Order–disorder transition induced by surfactant micelles in single-walled carbon nanotubes dispersions
Review by Bryan Hassell: AP 255 Fall 11
From: Order–disorder transition induced by surfactant micelles in single-walled carbon nanotubes dispersions, E. Nativ-Roth et. al, Soft Matter, 2010, 6, 5289–5292
Single walled carbon nanotubes (SWNT) with their all-carbon composition and interesting geometries are characterized by a unique combination of electrical and mechanical properties. To utilize their properties, you have to disperse them in aqueous media for various applications. It's becoming evident that the coupling between molecular and colloidal interactions leads to non-trivial structures when the dimensions and geometry of the nanostructures are commensurate. The results that this group showed used transmission electron microscopy at cryogenic temperatures (Cryo-TEM) and was of spontaneously formed microns-long islands of orientationally ordered SWNT in macroscopically homogeneous dispersions of ionic surfactant micelles.
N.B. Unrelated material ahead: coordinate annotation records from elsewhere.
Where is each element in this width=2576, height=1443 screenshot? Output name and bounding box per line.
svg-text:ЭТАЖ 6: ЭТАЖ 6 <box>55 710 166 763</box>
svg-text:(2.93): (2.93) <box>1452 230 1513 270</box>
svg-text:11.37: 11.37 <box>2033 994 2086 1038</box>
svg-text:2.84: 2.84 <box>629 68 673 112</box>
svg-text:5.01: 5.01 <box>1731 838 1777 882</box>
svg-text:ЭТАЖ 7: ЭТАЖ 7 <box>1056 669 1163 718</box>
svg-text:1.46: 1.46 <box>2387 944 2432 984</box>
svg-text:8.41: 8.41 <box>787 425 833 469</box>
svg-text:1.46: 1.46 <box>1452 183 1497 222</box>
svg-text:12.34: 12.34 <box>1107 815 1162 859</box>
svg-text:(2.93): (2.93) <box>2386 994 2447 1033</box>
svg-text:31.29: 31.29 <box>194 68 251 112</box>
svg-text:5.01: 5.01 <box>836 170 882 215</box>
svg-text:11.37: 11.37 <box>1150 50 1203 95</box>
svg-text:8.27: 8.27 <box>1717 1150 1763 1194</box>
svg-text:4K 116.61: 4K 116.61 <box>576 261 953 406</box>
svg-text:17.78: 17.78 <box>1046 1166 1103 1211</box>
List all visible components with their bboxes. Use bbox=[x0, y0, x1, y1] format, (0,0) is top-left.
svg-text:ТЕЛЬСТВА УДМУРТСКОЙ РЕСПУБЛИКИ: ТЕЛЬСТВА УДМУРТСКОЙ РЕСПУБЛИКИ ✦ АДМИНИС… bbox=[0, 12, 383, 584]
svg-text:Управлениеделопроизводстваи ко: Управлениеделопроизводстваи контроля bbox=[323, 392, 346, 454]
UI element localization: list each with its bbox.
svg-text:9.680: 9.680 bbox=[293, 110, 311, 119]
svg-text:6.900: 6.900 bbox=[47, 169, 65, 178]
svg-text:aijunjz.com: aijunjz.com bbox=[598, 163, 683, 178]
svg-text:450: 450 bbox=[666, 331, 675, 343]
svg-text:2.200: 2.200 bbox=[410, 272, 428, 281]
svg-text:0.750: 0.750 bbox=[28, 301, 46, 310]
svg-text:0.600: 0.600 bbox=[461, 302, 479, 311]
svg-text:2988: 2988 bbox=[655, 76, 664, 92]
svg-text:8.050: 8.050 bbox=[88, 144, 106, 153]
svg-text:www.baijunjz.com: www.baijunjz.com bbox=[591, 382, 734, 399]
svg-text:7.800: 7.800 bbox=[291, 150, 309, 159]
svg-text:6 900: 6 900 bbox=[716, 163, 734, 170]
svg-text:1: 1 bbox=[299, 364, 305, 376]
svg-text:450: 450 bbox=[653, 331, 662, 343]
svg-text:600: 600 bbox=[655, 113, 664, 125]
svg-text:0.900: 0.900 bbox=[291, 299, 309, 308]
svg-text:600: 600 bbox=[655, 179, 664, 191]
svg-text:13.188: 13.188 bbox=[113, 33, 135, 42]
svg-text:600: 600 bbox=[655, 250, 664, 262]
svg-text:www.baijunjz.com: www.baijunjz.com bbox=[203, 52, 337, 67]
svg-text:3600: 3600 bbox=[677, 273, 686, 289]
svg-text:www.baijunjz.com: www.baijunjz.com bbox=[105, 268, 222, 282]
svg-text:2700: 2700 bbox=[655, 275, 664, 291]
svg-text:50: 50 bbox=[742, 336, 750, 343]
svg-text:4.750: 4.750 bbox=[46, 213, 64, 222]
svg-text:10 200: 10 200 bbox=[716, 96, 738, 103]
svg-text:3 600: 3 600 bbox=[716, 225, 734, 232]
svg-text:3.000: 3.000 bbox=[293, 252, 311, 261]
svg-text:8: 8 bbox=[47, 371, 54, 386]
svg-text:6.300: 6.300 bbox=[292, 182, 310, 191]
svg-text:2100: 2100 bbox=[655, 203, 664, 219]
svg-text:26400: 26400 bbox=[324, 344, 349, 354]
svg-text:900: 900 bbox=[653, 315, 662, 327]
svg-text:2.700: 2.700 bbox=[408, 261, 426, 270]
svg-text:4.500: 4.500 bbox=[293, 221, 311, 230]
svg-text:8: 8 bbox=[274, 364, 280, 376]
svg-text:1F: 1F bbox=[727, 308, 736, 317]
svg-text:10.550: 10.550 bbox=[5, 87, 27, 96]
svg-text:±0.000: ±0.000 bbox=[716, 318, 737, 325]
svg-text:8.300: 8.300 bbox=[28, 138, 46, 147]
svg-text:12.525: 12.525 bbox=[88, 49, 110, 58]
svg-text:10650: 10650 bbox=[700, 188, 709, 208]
In Fig. 1a, b and d they present images taken from dispersions of SWNT(0.5–1 wt%) in solutions of spherical micelles of an ionic surfactant, cetyl trimethyl ammonium bromide (CTAB). The solution concentrations are above the critical micelle concentration (cmc) of the native surfactant but within the isotropic phase of the spherical micelles and far from their liquid crystalline (LC) transition. The SWNT dispersions are optically isotropic, and the viscosity of the dispersion is similar to that of the native surfactant solution.